That’s how does machine learning work? You’ve probably read an introduction or two on the subject, but frequently the best way to understand a thing is to try it out for yourself. Keep in mind; take a look out this little in-browser experiment from Google set Teachable Machine. It’s a perfect two-minute review of what a lot of modern AI (Artificial Intelligence) can — and more significantly can’t — do. Teachable Machine lets you utilize your webcam to instruct an extremely basic AI program. Just hit the “train green/purple/orange” buttons, and the AI machine will record whatsoever it can see during your webcam. Once it’s “learned” enough, it’ll output whatever you like (a GIF, a sound outcome or some speech) when it sees the object or activity you taught it with. I trained it to identify my houseplants and respond with relevant GIFs, but others have used it make their hands go moo or play on air guitar on command.

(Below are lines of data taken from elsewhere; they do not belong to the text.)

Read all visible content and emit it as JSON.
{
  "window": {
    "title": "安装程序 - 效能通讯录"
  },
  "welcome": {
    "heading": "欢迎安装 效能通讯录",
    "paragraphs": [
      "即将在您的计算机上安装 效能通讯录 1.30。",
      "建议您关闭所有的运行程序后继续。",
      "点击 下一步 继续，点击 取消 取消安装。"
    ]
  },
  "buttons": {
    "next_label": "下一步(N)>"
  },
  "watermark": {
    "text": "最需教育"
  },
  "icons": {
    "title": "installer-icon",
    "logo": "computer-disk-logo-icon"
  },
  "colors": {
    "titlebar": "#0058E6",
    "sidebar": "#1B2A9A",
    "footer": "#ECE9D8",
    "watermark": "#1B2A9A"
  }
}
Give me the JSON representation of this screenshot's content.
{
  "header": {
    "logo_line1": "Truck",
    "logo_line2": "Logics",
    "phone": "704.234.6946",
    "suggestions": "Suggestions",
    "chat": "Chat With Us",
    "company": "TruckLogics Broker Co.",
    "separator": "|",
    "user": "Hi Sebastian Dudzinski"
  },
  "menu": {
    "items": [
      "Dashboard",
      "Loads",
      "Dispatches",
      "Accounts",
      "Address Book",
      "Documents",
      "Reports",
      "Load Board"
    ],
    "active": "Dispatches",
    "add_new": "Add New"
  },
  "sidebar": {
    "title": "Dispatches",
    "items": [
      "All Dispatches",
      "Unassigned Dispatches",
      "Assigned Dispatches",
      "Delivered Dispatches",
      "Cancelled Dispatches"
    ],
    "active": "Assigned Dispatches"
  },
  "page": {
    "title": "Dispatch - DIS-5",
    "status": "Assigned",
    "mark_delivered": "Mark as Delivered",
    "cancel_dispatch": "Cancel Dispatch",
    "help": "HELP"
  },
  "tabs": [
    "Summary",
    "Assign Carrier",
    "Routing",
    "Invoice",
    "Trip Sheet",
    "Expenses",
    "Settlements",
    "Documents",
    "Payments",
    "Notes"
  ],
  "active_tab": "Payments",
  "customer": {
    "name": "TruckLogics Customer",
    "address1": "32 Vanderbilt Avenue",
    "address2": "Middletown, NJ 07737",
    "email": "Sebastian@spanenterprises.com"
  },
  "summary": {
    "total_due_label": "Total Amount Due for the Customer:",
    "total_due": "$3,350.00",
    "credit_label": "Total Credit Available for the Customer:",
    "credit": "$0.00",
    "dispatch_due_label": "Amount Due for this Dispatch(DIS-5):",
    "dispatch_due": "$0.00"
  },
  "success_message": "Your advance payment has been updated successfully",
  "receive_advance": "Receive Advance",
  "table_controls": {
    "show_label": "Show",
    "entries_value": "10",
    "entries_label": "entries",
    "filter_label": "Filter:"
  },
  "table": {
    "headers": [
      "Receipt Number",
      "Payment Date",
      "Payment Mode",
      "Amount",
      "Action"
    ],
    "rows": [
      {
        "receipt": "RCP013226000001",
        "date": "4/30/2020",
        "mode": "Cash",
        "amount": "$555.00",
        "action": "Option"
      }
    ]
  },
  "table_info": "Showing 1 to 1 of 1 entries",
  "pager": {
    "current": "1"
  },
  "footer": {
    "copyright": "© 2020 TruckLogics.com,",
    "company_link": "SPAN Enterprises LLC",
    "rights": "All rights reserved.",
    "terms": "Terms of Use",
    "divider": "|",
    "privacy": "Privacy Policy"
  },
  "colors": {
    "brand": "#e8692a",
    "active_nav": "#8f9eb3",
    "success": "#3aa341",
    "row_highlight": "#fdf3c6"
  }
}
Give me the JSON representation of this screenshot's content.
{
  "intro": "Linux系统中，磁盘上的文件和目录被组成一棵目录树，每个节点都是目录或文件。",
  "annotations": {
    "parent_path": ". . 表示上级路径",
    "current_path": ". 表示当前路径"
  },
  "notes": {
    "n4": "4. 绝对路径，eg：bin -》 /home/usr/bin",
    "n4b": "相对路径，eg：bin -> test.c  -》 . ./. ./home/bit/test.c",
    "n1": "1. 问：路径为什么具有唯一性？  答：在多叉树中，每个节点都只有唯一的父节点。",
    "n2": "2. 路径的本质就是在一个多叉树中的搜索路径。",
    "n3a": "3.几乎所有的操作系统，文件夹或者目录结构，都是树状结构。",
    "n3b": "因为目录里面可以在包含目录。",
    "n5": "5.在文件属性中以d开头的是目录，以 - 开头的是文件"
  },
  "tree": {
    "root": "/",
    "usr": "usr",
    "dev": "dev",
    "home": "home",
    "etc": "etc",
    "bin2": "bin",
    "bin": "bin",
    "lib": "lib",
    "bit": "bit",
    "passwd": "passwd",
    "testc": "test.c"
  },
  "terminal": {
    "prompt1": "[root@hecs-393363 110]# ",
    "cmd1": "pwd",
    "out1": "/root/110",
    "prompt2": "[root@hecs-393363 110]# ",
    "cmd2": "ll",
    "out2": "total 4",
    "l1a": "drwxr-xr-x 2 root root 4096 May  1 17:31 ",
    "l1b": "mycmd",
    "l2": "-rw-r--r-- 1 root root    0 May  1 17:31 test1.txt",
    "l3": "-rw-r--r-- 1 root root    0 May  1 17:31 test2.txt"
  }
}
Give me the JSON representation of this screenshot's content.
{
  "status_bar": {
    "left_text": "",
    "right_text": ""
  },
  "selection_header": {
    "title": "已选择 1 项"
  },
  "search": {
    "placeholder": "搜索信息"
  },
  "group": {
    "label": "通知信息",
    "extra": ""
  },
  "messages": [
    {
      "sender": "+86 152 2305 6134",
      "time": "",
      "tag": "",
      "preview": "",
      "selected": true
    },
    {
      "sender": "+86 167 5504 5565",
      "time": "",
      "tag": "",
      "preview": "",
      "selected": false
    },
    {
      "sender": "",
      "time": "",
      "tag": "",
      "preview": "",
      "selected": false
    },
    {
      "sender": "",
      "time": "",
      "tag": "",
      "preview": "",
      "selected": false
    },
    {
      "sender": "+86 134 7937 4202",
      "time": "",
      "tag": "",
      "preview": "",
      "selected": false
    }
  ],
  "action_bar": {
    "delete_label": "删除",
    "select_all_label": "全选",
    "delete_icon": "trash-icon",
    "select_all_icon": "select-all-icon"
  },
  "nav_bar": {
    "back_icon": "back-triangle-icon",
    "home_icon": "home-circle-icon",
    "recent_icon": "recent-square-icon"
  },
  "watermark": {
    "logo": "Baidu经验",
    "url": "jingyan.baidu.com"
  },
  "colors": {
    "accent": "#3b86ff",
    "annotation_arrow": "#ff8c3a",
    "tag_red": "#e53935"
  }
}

It is pretty fun, but it also demonstrates some essential aspects of machine learning. Before, those programs learn by example. They look, they find patterns, and they memorize them. Second, they require a lot of examples to learn from. And third, and most significantly, their understanding of the world is shallow and easily broken.
Earlier, for instance, I said that I “taught” the machine to identify my houseplants. The truth is that I only trained it to recognize a distantly green and fuzzy array of pixels. It has never seen my asparagus fern and thinks (like I do): “Ah, this needs maintenance out of sunlight and semi-frequent watering. I wonder why millennial are strained to houseplants in the first place? I’ve heard it’s since they can’t afford houses, but also hashtag urban jungle, I guess.” All the Ai machine knows is the pixels it can see, and any extra in order has to be programmed.
All it is worth recollection the next time you’re reading about machine learning or artificial intelligence. Yes, the field has made enormous, huge strides in recent years, but as we’re considering more and more, the algorithms being produced are nowhere near as clever as we’d like them to be. In other words, they’re still learning.